There are few Pennsylvania Dutch food traditions as cherished as the fasnacht.
What began as a way to use up stored fat and sugar before the coming Lenten fast is a tradition many families still hold dear.
Columbia’s Holy Trinity Catholic Church, which bakes an impressive 7,000 dozen, describes a fasnacht as a “yeast-raised potato pastry that is deep-fried like a doughnut.”
The key word here is “like.” Don’t dare call a fasnacht a doughnut. Authentic fasnacht bakers bristle at the comparison — and scoff at retailers who try to pass off plain old doughnuts as close enough.
Holy Trinity has always made its fasnachts with holes, longtime volunteer Phil Haberstroh says. It helps the dough rise and makes the fasnachts fluffier and easier to fry, he adds.
As Fasnacht Day approaches — it’s Tuesday, March 4 this year — modern bakers continue to put their own spin on fasnachts, even tinkering with the main ingredients.
Tom Martin, an interpretive guide at Landis Valley Museum, says that fasnachts traditionally were plain and eaten with some sort of molasses or honey.
Now, he says, “There seem to be as many (kinds of) fasnachts as there are … people.”
It’s proof that even the most beloved traditions can evolve, and maybe get even sweeter.
A reason to celebrate
Haberstroh, of Columbia, has volunteered with Holy Trinity’s fasnacht sale for 20 years. His two grandmothers were part of the original fasnacht committee in 1924.
Jim Chudnovsky, general manager of Bird-in-Hand Bakery, says that over the years, many people have lost touch with the religious and traditional side of Fasnacht Day.
He guesses that half of fasnacht consumers don’t know the day’s history. Fasnacht Day is a great excuse to socialize and splurge on a sweet treat.
“Some people are really not concerned about Lent,” Chudnovsky says. “They just enjoy fasnachts.”

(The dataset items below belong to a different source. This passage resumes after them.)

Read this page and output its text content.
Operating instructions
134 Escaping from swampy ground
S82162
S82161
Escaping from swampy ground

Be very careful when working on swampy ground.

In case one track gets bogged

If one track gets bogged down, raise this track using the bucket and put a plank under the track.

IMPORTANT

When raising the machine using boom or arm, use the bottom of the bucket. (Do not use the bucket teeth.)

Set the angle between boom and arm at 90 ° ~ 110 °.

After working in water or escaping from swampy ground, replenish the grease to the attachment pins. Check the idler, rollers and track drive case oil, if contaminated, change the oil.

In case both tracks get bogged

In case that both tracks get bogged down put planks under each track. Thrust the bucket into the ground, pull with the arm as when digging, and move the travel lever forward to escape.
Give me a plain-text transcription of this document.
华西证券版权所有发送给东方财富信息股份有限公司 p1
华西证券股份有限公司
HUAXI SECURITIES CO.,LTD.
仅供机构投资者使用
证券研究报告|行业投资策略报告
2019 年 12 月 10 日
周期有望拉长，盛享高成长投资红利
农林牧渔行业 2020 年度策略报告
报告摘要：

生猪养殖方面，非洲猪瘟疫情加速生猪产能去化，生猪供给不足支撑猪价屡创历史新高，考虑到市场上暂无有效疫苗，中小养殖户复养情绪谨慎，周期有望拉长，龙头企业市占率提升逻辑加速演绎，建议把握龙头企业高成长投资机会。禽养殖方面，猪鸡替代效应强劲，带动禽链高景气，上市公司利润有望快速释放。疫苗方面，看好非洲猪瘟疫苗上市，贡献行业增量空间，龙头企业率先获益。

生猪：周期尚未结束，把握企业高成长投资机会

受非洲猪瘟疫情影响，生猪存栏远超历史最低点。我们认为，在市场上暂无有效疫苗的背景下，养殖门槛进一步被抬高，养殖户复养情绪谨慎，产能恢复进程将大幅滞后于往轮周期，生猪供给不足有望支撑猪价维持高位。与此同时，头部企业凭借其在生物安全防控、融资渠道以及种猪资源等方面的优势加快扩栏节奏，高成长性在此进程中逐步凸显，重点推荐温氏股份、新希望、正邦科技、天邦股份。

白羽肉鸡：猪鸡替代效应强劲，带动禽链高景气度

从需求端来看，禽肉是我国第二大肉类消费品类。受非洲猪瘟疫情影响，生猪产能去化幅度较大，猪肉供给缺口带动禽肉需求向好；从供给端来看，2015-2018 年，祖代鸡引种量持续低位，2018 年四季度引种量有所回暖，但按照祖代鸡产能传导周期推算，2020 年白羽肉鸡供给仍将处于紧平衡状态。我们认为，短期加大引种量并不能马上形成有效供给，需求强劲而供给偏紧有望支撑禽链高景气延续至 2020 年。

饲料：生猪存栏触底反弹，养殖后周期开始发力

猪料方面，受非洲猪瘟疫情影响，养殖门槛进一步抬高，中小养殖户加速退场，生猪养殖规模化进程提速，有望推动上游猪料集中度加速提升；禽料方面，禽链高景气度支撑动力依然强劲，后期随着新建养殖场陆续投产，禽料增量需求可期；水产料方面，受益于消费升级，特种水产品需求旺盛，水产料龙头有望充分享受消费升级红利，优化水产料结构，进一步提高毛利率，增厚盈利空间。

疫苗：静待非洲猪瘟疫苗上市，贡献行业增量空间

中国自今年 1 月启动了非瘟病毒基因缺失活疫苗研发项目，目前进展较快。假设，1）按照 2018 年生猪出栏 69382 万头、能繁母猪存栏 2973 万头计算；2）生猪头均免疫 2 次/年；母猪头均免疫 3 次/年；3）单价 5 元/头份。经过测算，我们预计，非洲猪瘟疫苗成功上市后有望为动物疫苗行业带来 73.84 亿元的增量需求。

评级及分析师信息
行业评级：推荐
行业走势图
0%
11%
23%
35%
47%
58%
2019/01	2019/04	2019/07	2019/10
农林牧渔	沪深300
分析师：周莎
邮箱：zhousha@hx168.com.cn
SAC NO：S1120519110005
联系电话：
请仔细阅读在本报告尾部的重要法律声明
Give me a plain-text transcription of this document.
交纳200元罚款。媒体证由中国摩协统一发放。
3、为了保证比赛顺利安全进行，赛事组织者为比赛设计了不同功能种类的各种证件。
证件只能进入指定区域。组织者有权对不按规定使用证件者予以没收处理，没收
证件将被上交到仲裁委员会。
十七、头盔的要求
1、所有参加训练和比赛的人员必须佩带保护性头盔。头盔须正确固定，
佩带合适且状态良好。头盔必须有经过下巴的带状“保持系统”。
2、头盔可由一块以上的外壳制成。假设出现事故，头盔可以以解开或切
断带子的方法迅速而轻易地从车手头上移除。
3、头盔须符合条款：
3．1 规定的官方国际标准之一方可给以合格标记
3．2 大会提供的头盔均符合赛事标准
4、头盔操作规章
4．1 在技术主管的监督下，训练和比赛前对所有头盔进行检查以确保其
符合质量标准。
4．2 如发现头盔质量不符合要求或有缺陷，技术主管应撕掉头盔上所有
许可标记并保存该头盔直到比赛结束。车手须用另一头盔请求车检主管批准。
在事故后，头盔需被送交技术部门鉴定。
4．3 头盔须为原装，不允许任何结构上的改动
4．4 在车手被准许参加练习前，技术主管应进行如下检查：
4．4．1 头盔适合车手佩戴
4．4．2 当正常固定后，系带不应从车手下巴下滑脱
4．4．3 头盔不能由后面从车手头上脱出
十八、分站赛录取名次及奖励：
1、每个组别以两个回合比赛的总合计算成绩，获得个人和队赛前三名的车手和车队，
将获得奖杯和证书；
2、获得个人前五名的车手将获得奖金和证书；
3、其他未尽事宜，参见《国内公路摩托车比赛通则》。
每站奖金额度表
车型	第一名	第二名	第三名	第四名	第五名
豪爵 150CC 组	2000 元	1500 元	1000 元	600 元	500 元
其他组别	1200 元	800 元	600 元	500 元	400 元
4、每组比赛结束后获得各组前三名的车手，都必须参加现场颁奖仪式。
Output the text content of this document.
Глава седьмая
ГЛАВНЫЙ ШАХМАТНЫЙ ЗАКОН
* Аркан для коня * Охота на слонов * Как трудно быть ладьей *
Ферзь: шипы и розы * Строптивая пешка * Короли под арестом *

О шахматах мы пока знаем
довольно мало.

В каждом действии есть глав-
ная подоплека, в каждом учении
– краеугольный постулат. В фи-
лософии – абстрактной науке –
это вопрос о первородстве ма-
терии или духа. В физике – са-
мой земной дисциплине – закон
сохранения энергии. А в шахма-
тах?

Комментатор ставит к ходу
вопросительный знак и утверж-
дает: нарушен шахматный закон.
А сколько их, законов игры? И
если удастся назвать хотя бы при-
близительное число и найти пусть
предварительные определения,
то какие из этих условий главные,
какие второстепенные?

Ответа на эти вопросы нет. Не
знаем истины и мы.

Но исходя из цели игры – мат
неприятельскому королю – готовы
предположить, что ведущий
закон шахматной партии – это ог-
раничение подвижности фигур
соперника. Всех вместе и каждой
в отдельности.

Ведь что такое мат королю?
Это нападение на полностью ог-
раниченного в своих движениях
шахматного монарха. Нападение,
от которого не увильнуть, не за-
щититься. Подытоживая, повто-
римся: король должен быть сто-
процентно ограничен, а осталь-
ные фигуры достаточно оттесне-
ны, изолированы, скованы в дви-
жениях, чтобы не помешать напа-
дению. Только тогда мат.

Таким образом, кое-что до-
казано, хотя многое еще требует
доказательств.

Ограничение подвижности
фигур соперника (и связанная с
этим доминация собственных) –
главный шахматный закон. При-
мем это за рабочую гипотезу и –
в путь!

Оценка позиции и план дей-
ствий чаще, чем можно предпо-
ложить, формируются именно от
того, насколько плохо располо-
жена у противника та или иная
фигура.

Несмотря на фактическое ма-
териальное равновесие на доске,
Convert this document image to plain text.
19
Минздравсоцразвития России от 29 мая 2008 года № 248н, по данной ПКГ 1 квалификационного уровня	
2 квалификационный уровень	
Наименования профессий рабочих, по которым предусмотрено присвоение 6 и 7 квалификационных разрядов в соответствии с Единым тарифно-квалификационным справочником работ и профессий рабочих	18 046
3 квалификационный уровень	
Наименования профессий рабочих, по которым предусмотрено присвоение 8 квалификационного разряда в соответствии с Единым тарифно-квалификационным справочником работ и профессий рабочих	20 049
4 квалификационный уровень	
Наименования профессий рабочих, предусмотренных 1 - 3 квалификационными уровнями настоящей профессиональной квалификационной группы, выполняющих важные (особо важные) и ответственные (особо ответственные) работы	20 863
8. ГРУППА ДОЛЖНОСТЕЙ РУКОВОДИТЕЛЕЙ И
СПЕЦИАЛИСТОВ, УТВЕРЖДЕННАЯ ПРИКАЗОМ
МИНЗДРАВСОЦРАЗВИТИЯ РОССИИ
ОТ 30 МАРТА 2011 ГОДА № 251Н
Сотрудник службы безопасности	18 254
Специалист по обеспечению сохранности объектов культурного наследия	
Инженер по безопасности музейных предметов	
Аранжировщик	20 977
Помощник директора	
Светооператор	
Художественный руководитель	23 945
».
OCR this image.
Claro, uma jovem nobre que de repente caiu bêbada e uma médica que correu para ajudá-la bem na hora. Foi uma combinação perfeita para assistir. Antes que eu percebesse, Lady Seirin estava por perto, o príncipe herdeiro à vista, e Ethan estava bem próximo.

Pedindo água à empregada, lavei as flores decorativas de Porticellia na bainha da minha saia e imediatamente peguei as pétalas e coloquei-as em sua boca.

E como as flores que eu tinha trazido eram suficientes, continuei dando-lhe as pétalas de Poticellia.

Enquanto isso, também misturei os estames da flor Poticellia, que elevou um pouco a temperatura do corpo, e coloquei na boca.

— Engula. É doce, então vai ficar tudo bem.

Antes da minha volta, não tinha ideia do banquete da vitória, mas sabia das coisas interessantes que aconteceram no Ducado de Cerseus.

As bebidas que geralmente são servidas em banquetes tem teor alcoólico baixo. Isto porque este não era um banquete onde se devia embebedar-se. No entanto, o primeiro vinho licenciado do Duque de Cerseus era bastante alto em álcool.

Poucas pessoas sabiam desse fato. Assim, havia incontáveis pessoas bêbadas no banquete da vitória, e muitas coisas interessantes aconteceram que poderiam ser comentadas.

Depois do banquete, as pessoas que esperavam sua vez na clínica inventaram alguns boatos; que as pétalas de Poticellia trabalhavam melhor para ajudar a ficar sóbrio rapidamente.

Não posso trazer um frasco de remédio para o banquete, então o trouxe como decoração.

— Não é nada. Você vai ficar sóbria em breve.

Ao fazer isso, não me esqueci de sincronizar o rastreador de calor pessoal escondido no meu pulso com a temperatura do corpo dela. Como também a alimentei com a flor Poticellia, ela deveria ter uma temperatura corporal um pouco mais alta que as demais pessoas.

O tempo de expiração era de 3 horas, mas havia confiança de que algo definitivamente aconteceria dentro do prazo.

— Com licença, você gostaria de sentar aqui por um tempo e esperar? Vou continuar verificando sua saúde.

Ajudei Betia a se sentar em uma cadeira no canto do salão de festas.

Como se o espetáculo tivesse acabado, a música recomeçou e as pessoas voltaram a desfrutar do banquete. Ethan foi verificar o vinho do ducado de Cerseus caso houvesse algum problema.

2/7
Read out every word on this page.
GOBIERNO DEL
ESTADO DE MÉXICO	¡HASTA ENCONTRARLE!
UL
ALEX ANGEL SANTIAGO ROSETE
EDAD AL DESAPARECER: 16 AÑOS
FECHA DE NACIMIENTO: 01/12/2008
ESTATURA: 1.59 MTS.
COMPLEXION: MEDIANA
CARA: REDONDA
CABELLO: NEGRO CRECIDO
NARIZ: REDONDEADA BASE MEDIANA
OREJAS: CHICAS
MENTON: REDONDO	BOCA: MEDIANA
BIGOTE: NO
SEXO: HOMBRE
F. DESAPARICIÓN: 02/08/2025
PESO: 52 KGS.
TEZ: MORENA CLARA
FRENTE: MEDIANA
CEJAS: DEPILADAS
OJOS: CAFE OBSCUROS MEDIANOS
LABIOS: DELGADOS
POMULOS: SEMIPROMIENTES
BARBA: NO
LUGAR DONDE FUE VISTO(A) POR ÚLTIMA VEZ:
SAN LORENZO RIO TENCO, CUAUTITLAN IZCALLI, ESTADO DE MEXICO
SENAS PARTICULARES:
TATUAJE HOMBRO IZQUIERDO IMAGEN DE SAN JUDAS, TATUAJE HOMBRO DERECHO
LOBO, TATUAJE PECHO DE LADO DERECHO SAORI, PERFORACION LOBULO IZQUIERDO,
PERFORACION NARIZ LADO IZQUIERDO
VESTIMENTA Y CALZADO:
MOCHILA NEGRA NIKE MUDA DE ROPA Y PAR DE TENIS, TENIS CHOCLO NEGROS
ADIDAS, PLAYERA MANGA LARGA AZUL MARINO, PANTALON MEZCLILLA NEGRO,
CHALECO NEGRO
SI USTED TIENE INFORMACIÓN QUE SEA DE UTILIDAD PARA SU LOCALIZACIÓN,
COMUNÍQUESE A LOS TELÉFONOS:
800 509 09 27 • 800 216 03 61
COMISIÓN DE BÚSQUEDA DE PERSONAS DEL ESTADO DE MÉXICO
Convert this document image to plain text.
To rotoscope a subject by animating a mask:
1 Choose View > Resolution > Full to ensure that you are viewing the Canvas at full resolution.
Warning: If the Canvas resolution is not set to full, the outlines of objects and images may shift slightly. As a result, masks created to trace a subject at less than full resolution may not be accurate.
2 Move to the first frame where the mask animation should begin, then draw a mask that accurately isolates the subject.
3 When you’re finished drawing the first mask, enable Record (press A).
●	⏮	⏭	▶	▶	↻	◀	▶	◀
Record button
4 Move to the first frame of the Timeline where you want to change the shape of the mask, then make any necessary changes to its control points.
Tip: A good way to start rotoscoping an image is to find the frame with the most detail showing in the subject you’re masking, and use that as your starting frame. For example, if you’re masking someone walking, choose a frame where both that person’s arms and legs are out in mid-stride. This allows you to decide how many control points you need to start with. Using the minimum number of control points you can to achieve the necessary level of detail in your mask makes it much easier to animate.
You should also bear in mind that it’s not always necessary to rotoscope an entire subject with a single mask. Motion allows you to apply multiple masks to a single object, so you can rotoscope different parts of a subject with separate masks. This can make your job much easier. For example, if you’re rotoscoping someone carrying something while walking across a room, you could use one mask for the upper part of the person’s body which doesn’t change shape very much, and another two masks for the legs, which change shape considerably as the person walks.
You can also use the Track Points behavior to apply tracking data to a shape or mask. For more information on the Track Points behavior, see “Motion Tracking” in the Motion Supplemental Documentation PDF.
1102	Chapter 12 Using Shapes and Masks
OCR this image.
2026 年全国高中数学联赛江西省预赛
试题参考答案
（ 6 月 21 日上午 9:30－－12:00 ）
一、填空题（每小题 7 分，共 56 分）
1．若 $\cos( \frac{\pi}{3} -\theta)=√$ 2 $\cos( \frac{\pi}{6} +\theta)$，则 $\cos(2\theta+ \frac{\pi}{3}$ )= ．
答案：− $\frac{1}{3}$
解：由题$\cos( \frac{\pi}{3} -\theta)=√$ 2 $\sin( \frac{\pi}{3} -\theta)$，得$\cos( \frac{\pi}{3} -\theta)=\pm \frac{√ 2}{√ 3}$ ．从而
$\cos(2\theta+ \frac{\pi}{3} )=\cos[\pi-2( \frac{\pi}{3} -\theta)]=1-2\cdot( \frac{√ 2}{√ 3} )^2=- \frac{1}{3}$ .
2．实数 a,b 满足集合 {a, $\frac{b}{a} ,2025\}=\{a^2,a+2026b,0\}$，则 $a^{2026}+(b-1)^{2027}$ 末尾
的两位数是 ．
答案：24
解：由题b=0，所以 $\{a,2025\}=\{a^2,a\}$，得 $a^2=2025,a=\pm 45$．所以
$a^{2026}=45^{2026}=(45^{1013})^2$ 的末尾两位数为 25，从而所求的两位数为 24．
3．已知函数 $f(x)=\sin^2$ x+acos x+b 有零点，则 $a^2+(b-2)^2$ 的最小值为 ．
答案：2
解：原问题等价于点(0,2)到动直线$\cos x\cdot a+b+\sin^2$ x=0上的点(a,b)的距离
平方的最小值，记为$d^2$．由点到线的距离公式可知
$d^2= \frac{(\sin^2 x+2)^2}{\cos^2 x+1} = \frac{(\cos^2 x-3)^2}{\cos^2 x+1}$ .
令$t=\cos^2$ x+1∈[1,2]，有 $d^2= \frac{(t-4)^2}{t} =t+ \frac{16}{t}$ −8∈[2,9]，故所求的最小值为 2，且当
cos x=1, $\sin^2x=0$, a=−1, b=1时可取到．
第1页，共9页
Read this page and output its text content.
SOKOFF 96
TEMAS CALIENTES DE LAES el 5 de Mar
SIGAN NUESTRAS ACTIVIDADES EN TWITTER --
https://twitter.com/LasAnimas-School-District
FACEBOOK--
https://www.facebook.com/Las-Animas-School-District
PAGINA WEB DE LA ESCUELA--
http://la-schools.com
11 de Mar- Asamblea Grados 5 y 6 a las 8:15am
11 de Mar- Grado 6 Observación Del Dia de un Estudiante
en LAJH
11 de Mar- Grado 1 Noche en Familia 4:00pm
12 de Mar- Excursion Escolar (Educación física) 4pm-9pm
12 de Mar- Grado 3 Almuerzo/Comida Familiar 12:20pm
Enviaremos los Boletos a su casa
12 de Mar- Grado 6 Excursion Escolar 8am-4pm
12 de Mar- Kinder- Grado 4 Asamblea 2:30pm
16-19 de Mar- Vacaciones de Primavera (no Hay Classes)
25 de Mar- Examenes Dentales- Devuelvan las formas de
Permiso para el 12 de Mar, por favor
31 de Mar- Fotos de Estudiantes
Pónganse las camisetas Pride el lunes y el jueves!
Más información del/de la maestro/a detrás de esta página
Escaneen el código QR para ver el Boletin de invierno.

The idea of using up fats and other indulgent ingredients became less important with the advent of modern refrigeration, Martin says.
“I think in many cases, it’s just another way of having a holiday of sorts in the middle of winter,” he says. “This winter we’re glad for any holidays.”
Bird-in-Hand Bakery aims to keep its fasnachts as traditional as possible. One exception is lard: The bakery uses vegetable shortening instead.
“(Lard) is an artery clogger,” Chudnovsky says. “Vegetable shortening is of course getting more and more of a bad rap, but on a health scale, it’s still better than lard.”
The bakery is experimenting with trans fat-free oils to replace the vegetable shortening. The goal, he says, is to make fasnachts that are as heart-healthy as possible — but still tasty.
Haberstroh’s mother fried fasnachts in lard. So did Holy Trinity. But the church now uses shortening, one of the only changes to its 90-year-old recipe.
The change wasn’t necessarily for health reasons, Haberstroh says. Frying fasnachts in lard on a large electric stove created a potential fire hazard.
Until the 1990s, Holy Trinity made only plain fasnachts. Now 70 percent of the church’s fasnachts are glazed, a number that grows every year.
“People like sugar, I think,” says Haberstroh, a purist who prefers plain fasnachts, sliced, with molasses.
Bird-in-Hand Bakery’s continually expanding fasnacht “flavors” now include plain, glazed, and powdered or granulated sugar.
“The top one I would say is the powdered,” Chudnovsky says. “After that, the glazed would be No. 2.”
Lancaster County has a sweet tooth, he says. In his native Berks County, people coat plain fasnachts with syrup.
A word on spelling …
Since we’re talking about tradition, let’s study the spelling.
Lancaster Newspapers’ Scribbler Jack Brubaker reports that “fasnacht” is Pennsylvania-German — and newspaper style.
“Fastnacht,” the spelling used by Holy Trinity and others, is high German, Brubaker says.
In a 2012 Scribbler column, C. Richard Beam, director of the Center for Pennsylvania German Studies at Millersville University, suggested “faasnacht,” which clarifies the proper pronunciation.